Tessa Barton, who lives in Norfolk, contacted www.eastmeonhistory.net to inform us of a package of documents which she had bought from a bookseller/antique dealer acquaintance. She understood that they had been acquired through clearance sales of a private house. Subsequently, she has kindly sent us the bundle and we have conducted some preliminary investigations.

The documents date from 1725 to 1826, in beautiful copperplate handwriting. Almost all are headed ‘Eastmeon Manor’ and many are copies of conveyances of copyhold land (or bondland) in the manor of Eastmeon (sic). We have placed them in the care of Hampshire Records Office where they can be examined by anyone who wants to take a closer look.

Copyhold land and the manor court

In the Middle Ages the basic categories of land tenure were freehold and copyhold. In each case the land was held by the freeholder or copyholder of (ie from) the lord of the manor. The freeholder’s interest was protected by the King’s courts. Copyhold, the holding of an unfree tenant (or bondman), had as its basis the custom of the particular manor – rather than the common law of England. So it was the court of the lord of the manor (otherwise referred to as the court baron) that had jurisdiction. Conveyances of such land were carried out in the court by surrender (to the lord by the outgoing tenant) and admission (of the new tenant). With the ending of feudalism the lord ceased to have control over his unfree tenants, but land which was copyhold land remained as such, and conveyances continued to be carried out through the manor court. This conveyancing role was effectively the last surviving function of the court. It continued into the 20th century until copyhold was abolished by the Law of Property Act 1925.

The manor

East Meon was a manor of the Bishops of Winchester in Saxon times and, apart from short periods immediately after the Norman conquest and during the Commonwealth in the 17th century, the bishops continued to hold the lordship of the manor up to the middle of the 19th century, when it vested in the Ecclesiastical Commissioners. From the 11th century it in fact consisted of two manors, East Meon, which extended to about 20,000 acres (from Coombe in the south to Oakshott in the north, and from Peak in the west to Stroud in the east), and East Meon Church, of about 750 acres, entirely surrounded by the larger manor. In addition certain sub-manors (including Bereleigh and Langrish) existed. Substantial parts of the manor were held by the lord for his own use.

East Meon in the 18th Century

By the 18th century the large areas of land that the lord had held for his own use were leased out by the diocese. They included Court Farm (including the manor house, The Court House), Church Farm and South Farm.

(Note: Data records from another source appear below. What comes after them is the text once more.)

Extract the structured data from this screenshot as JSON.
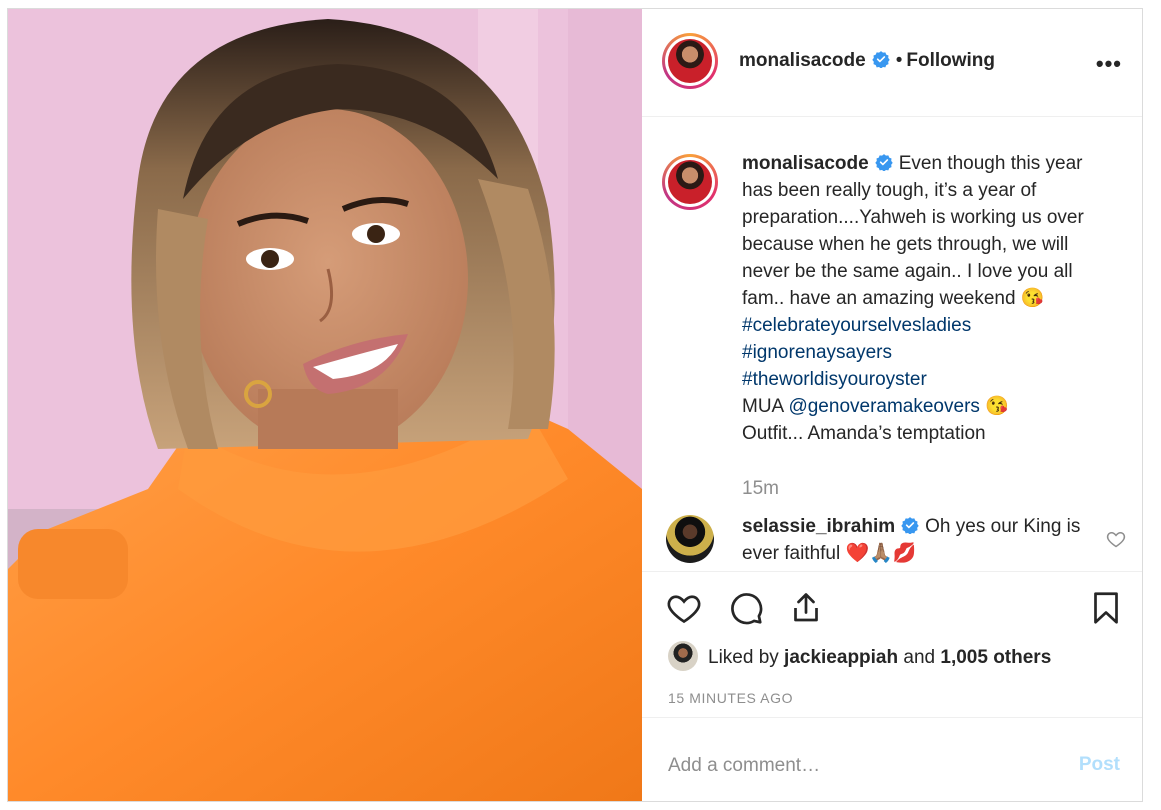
{
  "post": {
    "username": "monalisacode",
    "follow_status": "Following",
    "separator": "•",
    "more_label": "•••",
    "caption": {
      "lines": [
        "Even though this year",
        "has been really tough, it’s a year of",
        "preparation....Yahweh is working us over",
        "because when he gets through, we will",
        "never be the same again.. I love you all",
        "fam.. have an amazing weekend 😘"
      ],
      "hashtags": [
        "#celebrateyourselvesladies",
        "#ignorenaysayers",
        "#theworldisyouroyster"
      ],
      "mua_prefix": "MUA ",
      "mua_handle": "@genoveramakeovers",
      "mua_emoji": " 😘",
      "outfit": "Outfit... Amanda’s temptation"
    },
    "time_ago": "15m",
    "comments": [
      {
        "username": "selassie_ibrahim",
        "text": "Oh yes our King is ever faithful ❤️🙏🏽💋"
      }
    ],
    "likes": {
      "prefix": "Liked by ",
      "user": "jackieappiah",
      "middle": " and ",
      "others": "1,005 others"
    },
    "timestamp": "15 MINUTES AGO",
    "comment_placeholder": "Add a comment…",
    "post_label": "Post"
  },
  "icons": [
    "verified-badge-icon",
    "heart-icon",
    "comment-icon",
    "share-icon",
    "bookmark-icon",
    "more-icon"
  ],
  "colors": {
    "verified": "#3897f0",
    "link": "#00376b",
    "muted": "#8e8e8e",
    "post_button": "#b2dffc",
    "photo_scarf": "#ff8a2a"
  }
}
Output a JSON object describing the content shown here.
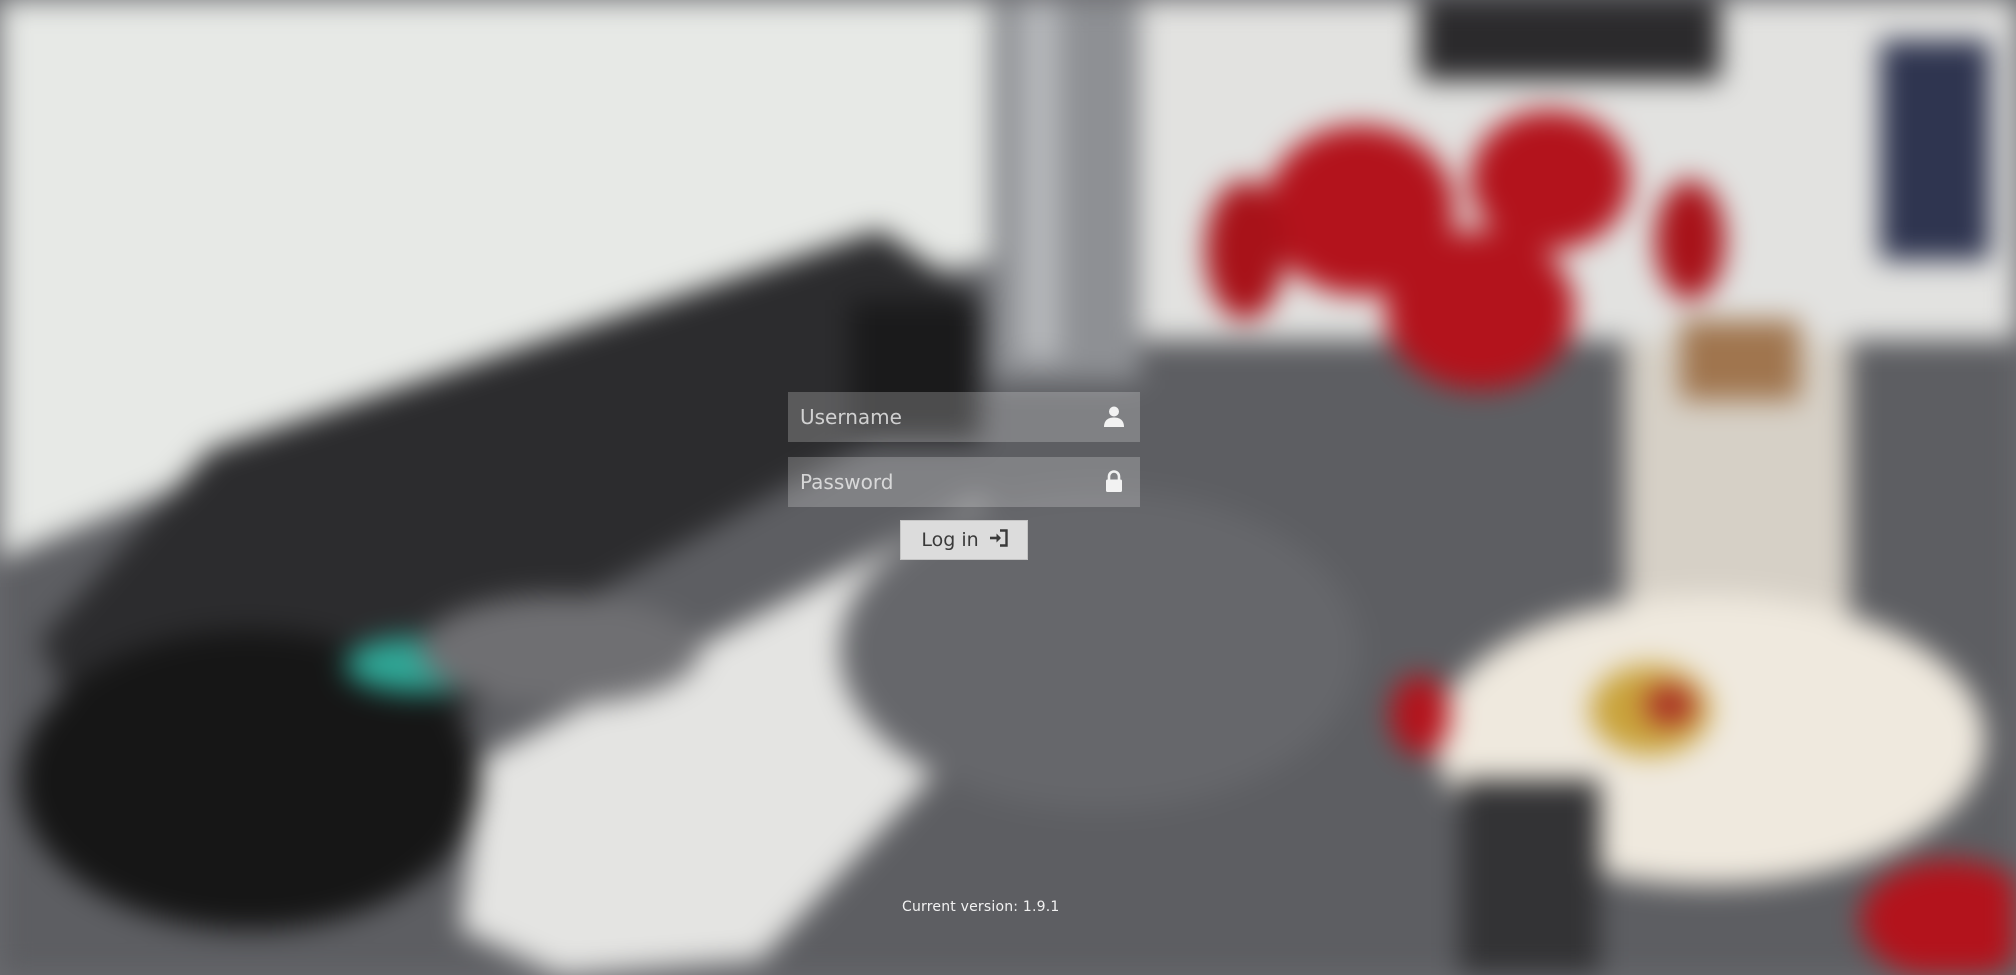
{
  "login": {
    "username_placeholder": "Username",
    "password_placeholder": "Password",
    "button_label": "Log in"
  },
  "footer": {
    "version": "Current version: 1.9.1"
  },
  "icons": {
    "username": "user-icon",
    "password": "lock-icon",
    "button": "sign-in-icon"
  },
  "colors": {
    "field_bg": "rgba(255,255,255,0.22)",
    "button_bg": "#dcdcdc",
    "accent_red": "#b3131c"
  }
}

The grant of a tenancy of the manor lands, of course, did not transfer the lordship, which was a separate incorporeal interest extending to the whole of the manor and carrying with it the function of holding the manor court. The manor of East Meon in the 18th century thus consisted of large tenanted farms, areas of freehold land and copyhold land like the holdings that were the subject of the conveyances in the recently discovered documents.

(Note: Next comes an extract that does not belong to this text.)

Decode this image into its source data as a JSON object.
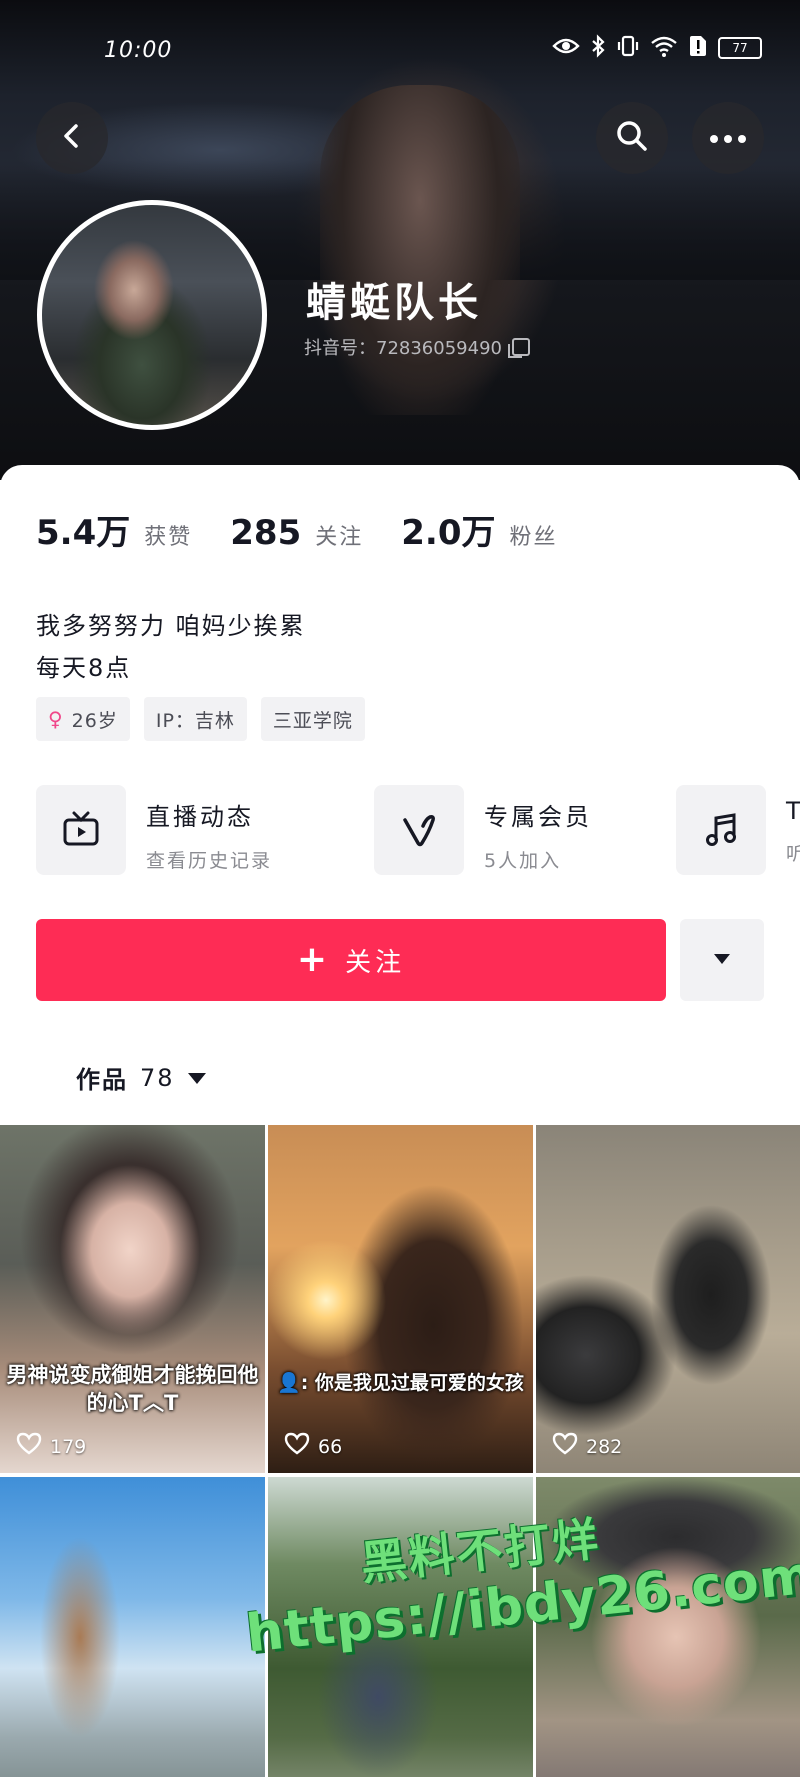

Notable people in East Meon

‘A History of East Meon’, by Freddie Standfield, tells us a little of the hierarchy of East Meon at this time. One Richard Eyles was ‘rated as the occupier of Court Farm’ in the 1750s; he also occupied ‘Beerly Farm’ in the 1760s. Click here to read about Glenthorne House, where the Eyles family lived for forty years, from 1783.

The book also has a note about another holding, Langrish Farm, that “it was tenanted …. of” 4 Manors, viz Meon Manor and Meon Church, belonging to the Church … (then Langrish and he doesn’t list the other two, one of which was presumably Bereleigh). For more about Richard Eyles and his family, see the House History of Glenthorne House, which he owned. Click here

These documents are from a period when parts of the manor, including Court Farm, were held under life tenancies from the Bishop by the Sharrock family of Gately in Norfolk. There are monuments to the both the Sharrocks and the Eyleses in the Lady Chapel of All Saints Church. Whether Richard Eyles held leases of the bishop or were sub-tenants of the Sharrock family is not clear – he may have been tenant of Bereleigh & sub-tenant, through Sharrock, of Court Farm.